Dari sudut pandang sosiologis, menyangkut ketidakpatuhan apoteker terhadap
ketentuan pengelolaan apotek, terjadi kegagalan internalisasi norma dari hukum ke
dalam sikap dan perilaku masyarakat, sehingga hukum seharusnya dapat memenuhi
nilai-nilai yang dijunjung tinggi oleh masyarakat. Terkait dengan ketentuan batasan
kewenangan dari asisten apoteker dalam RPP Pekerjaan Kefaramasian, hukum juga
harus dilihat atau dipandang sebagai suatu lembaga kemasyarakatan yang berfungsi
untuk memenuhi kebutuhan-kebutuhan sosial. Asisten apoteker dalam pelayanan di
apotek selama ini telah memenuhi kebutuhan masyarakat terkait dengan penggunaan
obat yang berhubungan dengan hidup manusia, sehingga terhadap draft RPP Pekerjaan
Kefarmasian perlu dibuat suatu ketentuan peralihan untuk menyesuaikan perubahan
yang ada, baik dari aspek hukum maupun dari aspek sosiologis.
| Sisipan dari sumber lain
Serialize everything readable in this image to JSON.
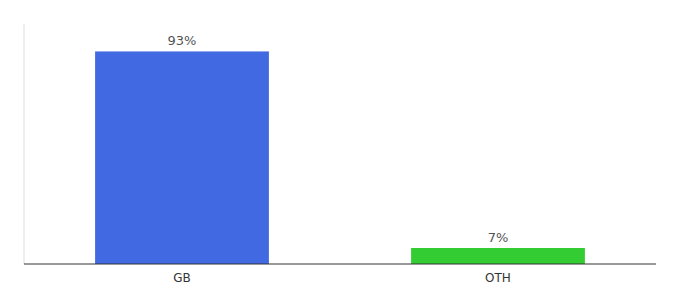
{
  "chart_data": {
    "type": "bar",
    "categories": [
      "GB",
      "OTH"
    ],
    "values": [
      93,
      7
    ],
    "value_labels": [
      "93%",
      "7%"
    ],
    "colors": [
      "#4169e1",
      "#33cc33"
    ],
    "ylim": [
      0,
      105
    ],
    "data_labels": true,
    "tick_labels": "x"
  }
}
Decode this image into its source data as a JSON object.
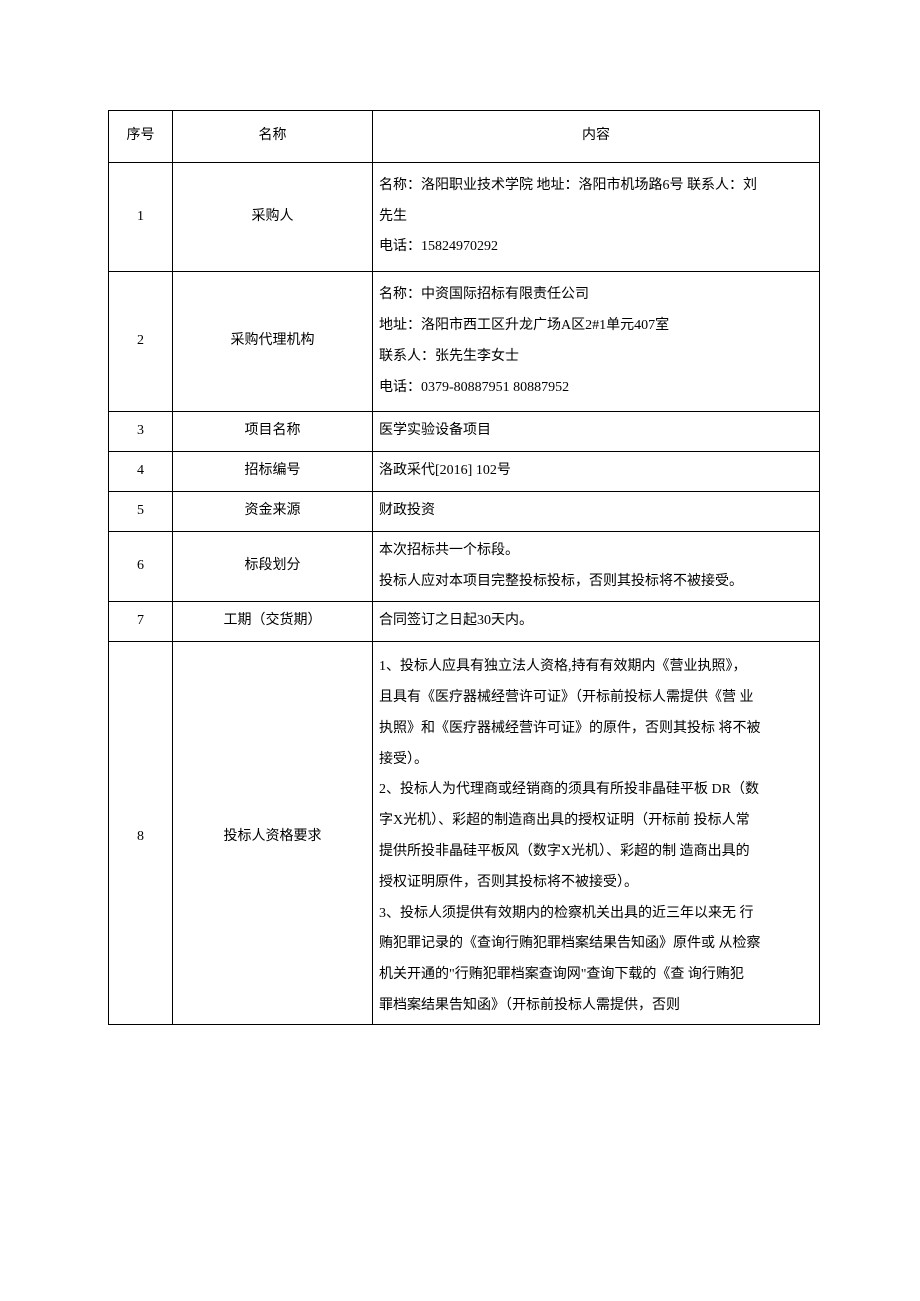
{
  "table": {
    "headers": {
      "seq": "序号",
      "name": "名称",
      "content": "内容"
    },
    "rows": [
      {
        "seq": "1",
        "name": "采购人",
        "content_lines": [
          "名称：洛阳职业技术学院 地址：洛阳市机场路6号 联系人：刘",
          "先生",
          "电话：15824970292"
        ]
      },
      {
        "seq": "2",
        "name": "采购代理机构",
        "content_lines": [
          "名称：中资国际招标有限责任公司",
          "地址：洛阳市西工区升龙广场A区2#1单元407室",
          "联系人：张先生李女士",
          "电话：0379-80887951 80887952"
        ]
      },
      {
        "seq": "3",
        "name": "项目名称",
        "content_lines": [
          "医学实验设备项目"
        ]
      },
      {
        "seq": "4",
        "name": "招标编号",
        "content_lines": [
          "洛政采代[2016] 102号"
        ]
      },
      {
        "seq": "5",
        "name": "资金来源",
        "content_lines": [
          "财政投资"
        ]
      },
      {
        "seq": "6",
        "name": "标段划分",
        "content_lines": [
          "本次招标共一个标段。",
          "投标人应对本项目完整投标投标，否则其投标将不被接受。"
        ]
      },
      {
        "seq": "7",
        "name": "工期（交货期）",
        "content_lines": [
          "合同签订之日起30天内。"
        ]
      },
      {
        "seq": "8",
        "name": "投标人资格要求",
        "content_lines": [
          "1、投标人应具有独立法人资格,持有有效期内《营业执照》，",
          "且具有《医疗器械经营许可证》（开标前投标人需提供《营 业",
          "执照》和《医疗器械经营许可证》的原件，否则其投标 将不被",
          "接受）。",
          "2、投标人为代理商或经销商的须具有所投非晶硅平板 DR（数",
          "字X光机）、彩超的制造商出具的授权证明（开标前 投标人常",
          "提供所投非晶硅平板风（数字X光机）、彩超的制 造商出具的",
          "授权证明原件，否则其投标将不被接受）。",
          "3、投标人须提供有效期内的检察机关出具的近三年以来无 行",
          "贿犯罪记录的《查询行贿犯罪档案结果告知函》原件或 从检察",
          "机关开通的\"行贿犯罪档案查询网\"查询下载的《查 询行贿犯",
          "罪档案结果告知函》（开标前投标人需提供，否则"
        ]
      }
    ],
    "column_widths": {
      "seq": 64,
      "name": 200
    },
    "border_color": "#000000",
    "font_family": "SimSun",
    "font_size": 14,
    "background_color": "#ffffff"
  }
}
Berangkat dari kajian di atas, maka dalam pembuatan peraturan diperlukan
kajian sosiologis demi berlakunya peraturan secara efektif, karena hukum akan hidup
dalam masyarakat, baik sebagai sarana pengendalian sosial, sarana untuk mengubah
masyarakat dan sarana untuk mengatur interaksi sosial agar mencapai keadaan sosial
tertentu. Dalam hal ini, RPP Pekerjaan Kefarmasian yang dibuat juga ditujukan untuk
pengaturan praktik pekerjaan kefarmasian yang lebih baik, demi kepastian hukum bagi
pasien, masyarakat dan tenaga kefarmasian.